Gospel Songstress Esther Igbekele Marks Birthday with Gratitude and Celebration

By Aderounmu Kazeem Lagos

 

Lagos, Nigeria — The gospel music scene is aglow today as the “Duchess of Gospel Music,” Esther Igbekele, marks another milestone in her life, celebrating her birthday on Saturday, August 16, 2025.

Known for her powerful voice, inspirational lyrics, and unwavering dedication to spreading the gospel through music, Esther Igbekele has become one of Nigeria’s most respected and beloved gospel artistes. Over the years, she has graced countless stages, released hit albums, and inspired audiences across the world with her uplifting songs.

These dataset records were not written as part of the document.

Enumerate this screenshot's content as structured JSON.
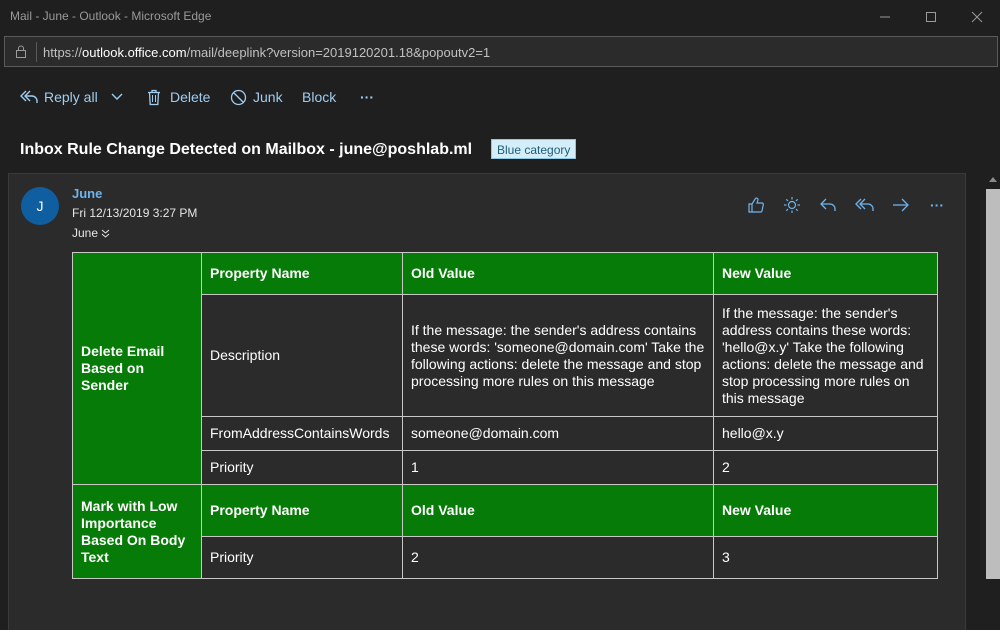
{
  "window": {
    "title": "Mail - June - Outlook - Microsoft Edge",
    "minimize_icon": "minimize-icon",
    "maximize_icon": "maximize-icon",
    "close_icon": "close-icon"
  },
  "address_bar": {
    "url_prefix": "https://",
    "url_host": "outlook.office.com",
    "url_path": "/mail/deeplink?version=2019120201.18&popoutv2=1"
  },
  "toolbar": {
    "reply_all": "Reply all",
    "delete": "Delete",
    "junk": "Junk",
    "block": "Block",
    "more": "···"
  },
  "message": {
    "subject": "Inbox Rule Change Detected on Mailbox - june@poshlab.ml",
    "category": "Blue category",
    "avatar_initial": "J",
    "sender": "June",
    "date": "Fri 12/13/2019 3:27 PM",
    "to": "June",
    "actions": [
      "like-icon",
      "sun-icon",
      "reply-icon",
      "reply-all-icon",
      "forward-icon",
      "more-icon"
    ],
    "actions_more": "···"
  },
  "rules_table": {
    "rules": [
      {
        "name": "Delete Email Based on Sender",
        "headers": [
          "Property Name",
          "Old Value",
          "New Value"
        ],
        "rows": [
          [
            "Description",
            "If the message: the sender's address contains these words: 'someone@domain.com' Take the following actions: delete the message and stop processing more rules on this message",
            "If the message: the sender's address contains these words: 'hello@x.y' Take the following actions: delete the message and stop processing more rules on this message"
          ],
          [
            "FromAddressContainsWords",
            "someone@domain.com",
            "hello@x.y"
          ],
          [
            "Priority",
            "1",
            "2"
          ]
        ]
      },
      {
        "name": "Mark with Low Importance Based On Body Text",
        "headers": [
          "Property Name",
          "Old Value",
          "New Value"
        ],
        "rows": [
          [
            "Priority",
            "2",
            "3"
          ]
        ]
      }
    ]
  },
  "colors": {
    "accent": "#6fb3ec",
    "header_green": "#077b07",
    "avatar_blue": "#0f5ea0",
    "background": "#1f1f1f",
    "pane": "#2b2b2b"
  }
}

Today’s celebration is expected to be a joyful blend of music, prayers, and heartfelt tributes from family, friends, fans, and fellow artistes. Sources close to the singer revealed that plans are in place for a special praise gathering in Lagos, where she will be joined by notable figures in the gospel industry, church leaders, and admirers from home and abroad.

Speaking ahead of the day, Igbekele expressed deep gratitude to God for His mercy and the opportunity to use her gift to touch lives. “Every birthday is a reminder of God’s faithfulness in my journey. I am thankful for life, for my fans, and for the privilege to keep ministering through music,” she said.

Gospel Songstress Esther Igbekele Marks Birthday with Gratitude and Celebration
By Aderounmu Kazeem Lagos

From her early beginnings in the Yoruba gospel music scene to her rise as a celebrated recording artiste with a unique fusion of contemporary and traditional sounds, Esther Igbekele’s career has been marked by consistency, excellence, and a strong message of hope.

As she adds another year today, her fans have flooded social media with messages of love, appreciation, and prayers — a testament to the profound impact she continues to make in the gospel music ministry.

For many, this birthday is not just a celebration of Esther Igbekele’s life, but also of the divine inspiration she brings to the Nigerian gospel music landscape.